Even in the article itself, a professor from Notre Dame says the antics "undermine" the issues that the protesters wish to bring forward. And some of the outlandish acts seem to have no significant connection to the issue at hand. Take, for example, dressing up as clowns before the G-8 summit in 2007. Clowns don't really have anything to do with the G-8, but the sight of a clown was enough to gain media attention. And when protesting gets too out of control, violence can occur, as it did in Seattle in 1999.
Despite the importance of protesting, when creative ideas negate the effectiveness, the protesting becomes less of a cause and more of a circus.
MEGAN MILLER
McCandless
Table games tax
Regarding "Table Games on the Table" (Sept. 12): In regard to using table games to increase tax revenue to help with the budget, the Legislature should call the gaming industry's bluff.
David La Torre, spokesman for the Meadows, is ready to install the games immediately but the tax rate would have to be "a lot lower" than the proposed 21 percent of the gross revenue, he says. Why lower and not higher? Because the gaming industry wants more and more profit on their monopoly?

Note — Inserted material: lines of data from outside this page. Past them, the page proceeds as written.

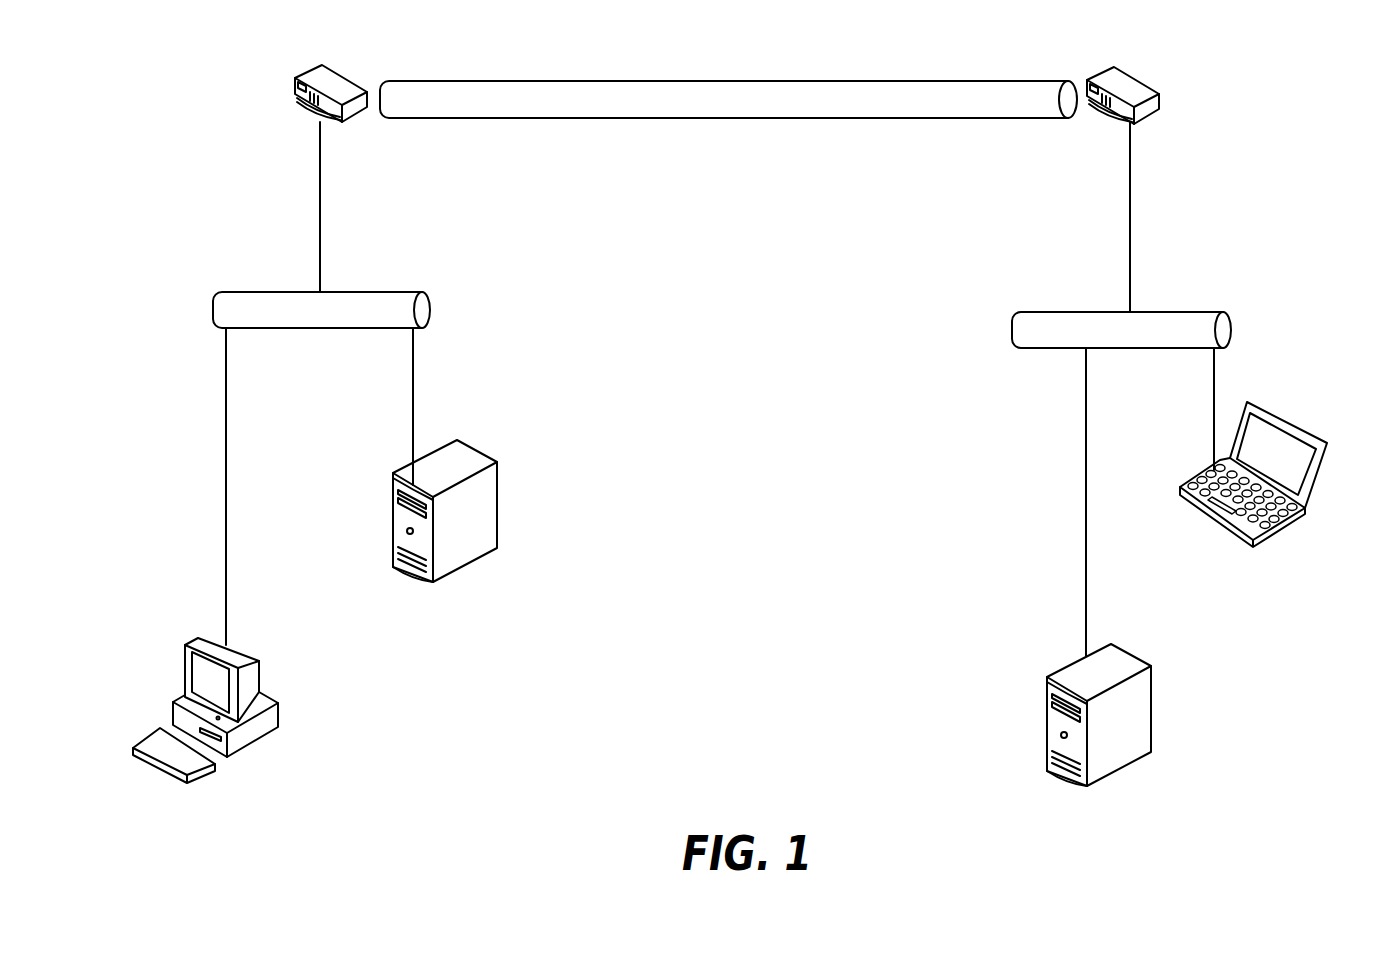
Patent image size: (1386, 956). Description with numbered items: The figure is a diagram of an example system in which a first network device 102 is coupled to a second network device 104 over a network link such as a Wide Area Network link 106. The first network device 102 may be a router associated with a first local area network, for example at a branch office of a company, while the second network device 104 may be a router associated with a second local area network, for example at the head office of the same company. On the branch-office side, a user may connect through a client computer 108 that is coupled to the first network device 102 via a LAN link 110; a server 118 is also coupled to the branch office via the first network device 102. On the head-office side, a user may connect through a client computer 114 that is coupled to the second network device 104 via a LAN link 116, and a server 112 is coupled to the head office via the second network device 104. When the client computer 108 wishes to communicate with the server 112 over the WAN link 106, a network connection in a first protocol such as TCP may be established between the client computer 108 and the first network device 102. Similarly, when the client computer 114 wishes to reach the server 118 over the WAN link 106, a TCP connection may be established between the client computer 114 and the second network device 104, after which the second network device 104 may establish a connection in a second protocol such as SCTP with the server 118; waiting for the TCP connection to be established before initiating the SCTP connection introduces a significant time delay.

The first network device 102 is at (342, 78).
The second network device 104 is at (1137, 82).
The Wide Area Network (WAN) link 106 is at (622, 81).
The client computer 108 is at (245, 650).
The LAN link 110 is at (392, 292).
The server 112 is at (1133, 653).
The client computer 114 is at (1286, 420).
The LAN link 116 is at (1160, 312).
The server 118 is at (497, 485).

He claims the table games are "incredibly labor intensive" but omits the fact that the servers and dealers will be paid less than minimum wage and will derive most of their income from patrons' tips. I'm a betting man. I bet if the tax rate is 21 percent, the casinos will have table games immediately!

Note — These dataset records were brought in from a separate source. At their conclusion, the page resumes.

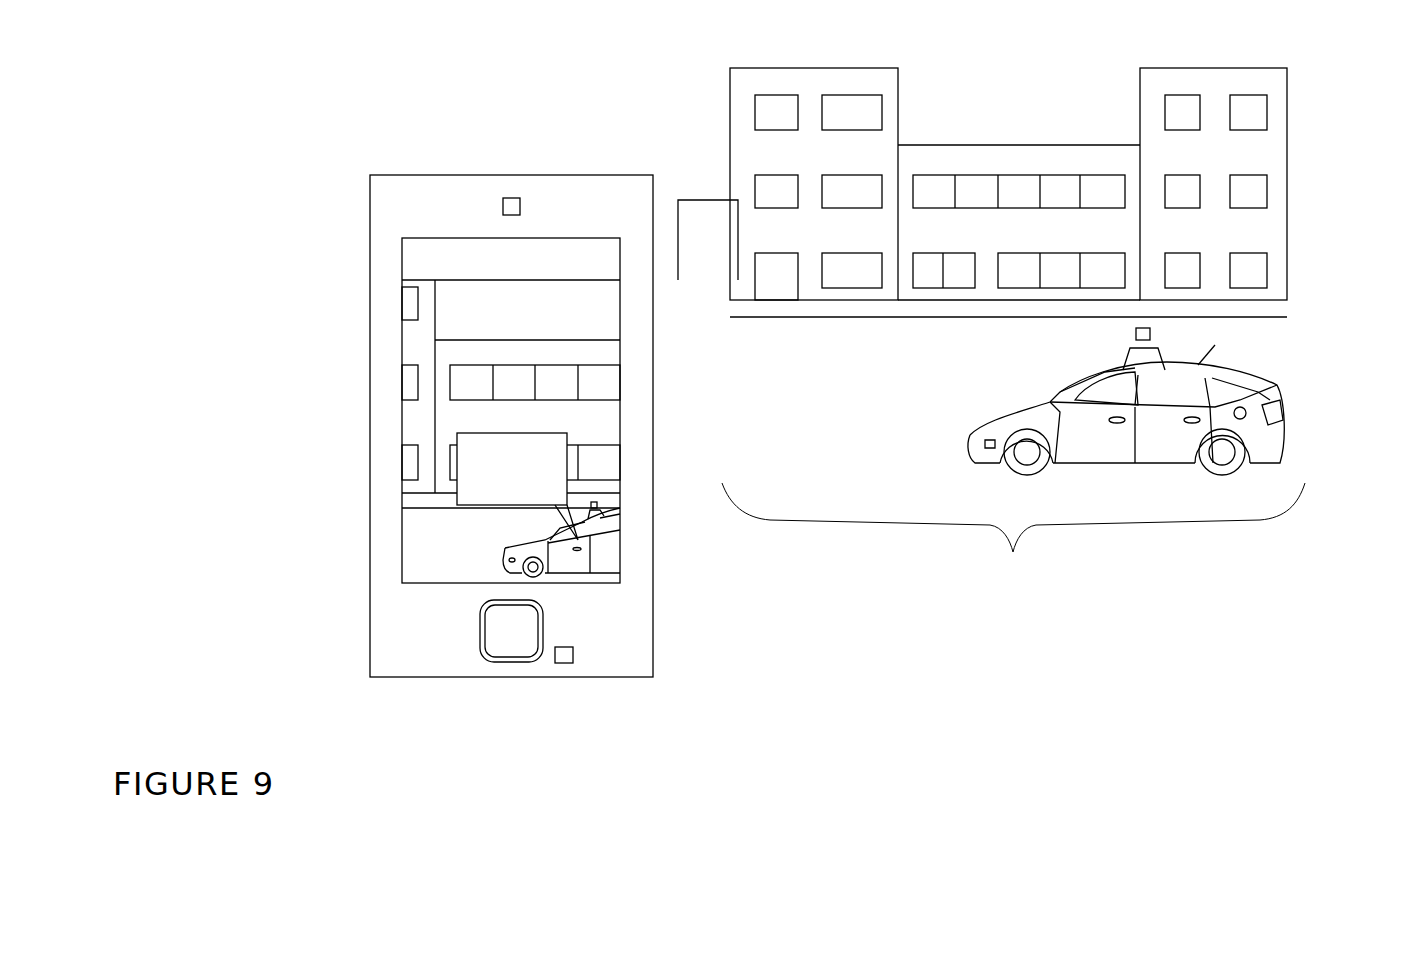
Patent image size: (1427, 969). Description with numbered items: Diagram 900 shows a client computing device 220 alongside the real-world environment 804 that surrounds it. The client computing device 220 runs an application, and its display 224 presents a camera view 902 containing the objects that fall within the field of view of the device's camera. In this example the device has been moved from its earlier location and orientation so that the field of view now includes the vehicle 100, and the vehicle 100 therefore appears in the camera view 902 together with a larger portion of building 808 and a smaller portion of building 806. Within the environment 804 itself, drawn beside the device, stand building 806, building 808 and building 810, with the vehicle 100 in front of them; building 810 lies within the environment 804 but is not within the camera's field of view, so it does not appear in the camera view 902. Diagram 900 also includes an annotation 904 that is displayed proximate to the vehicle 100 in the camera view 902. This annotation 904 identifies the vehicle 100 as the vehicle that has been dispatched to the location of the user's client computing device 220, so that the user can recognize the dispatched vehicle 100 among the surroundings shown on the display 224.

The diagram 900 is at (213, 740).
The client computing device 220 is at (369, 214).
The display 224 is at (402, 280).
The camera view 902 is at (402, 362).
The building 806 is at (423, 422).
The building 808 is at (450, 462).
The building 810 is at (1289, 150).
The annotation 904 is at (455, 490).
The vehicle 100 is at (503, 558).
The environment 804 is at (1013, 539).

Legislators, do what is right for your constituents, not the gaming industry.
REGE McDONOUGH
Mt. Lebanon
A missing trait
Would you please ask all your feature writers to please ask all the readers, "Why has common sense disappeared, in America today?"
From moms and dads to our elected thieves.
DON KOENIG
Bethel Park
We must demand an end to rip-offs of the taxpayer
I was dismayed and appalled at learning it is unlikely that we taxpayers will ever recoup the $81 billion bailout we gave to GM and Chrysler.
A recent report issued by the Congressional Oversight Panel was exceedingly pessimistic as to the intent of the two auto manufacturers to repay their horrendous indebtedness. There are strong indications that our Congress' attitude is to chalk up the losses to an economic recovery bad investment and let everyone, including the exorbitantly high-paid executives, continue to enjoy their meritless bonuses coupled with enabling the enviable employee benefits packages to remain unaltered as a slap in the face to taxpayers. Have the inmates taken over the institution?
We are a country that has demonstrated the economic benefits of being engaged in a free enterprise form of capitalism. One successful example of this is the Ford Motor Co. With first-rate leadership and no government intervention, it is manifesting the essence of how to contribute positively to society on the strength of its own initiatives.
What we are allowing to prevail is a travesty. We need to get our government representatives to employ the clout of their respective offices to intervene and ensure that the taxpayers are not endlessly ripped off.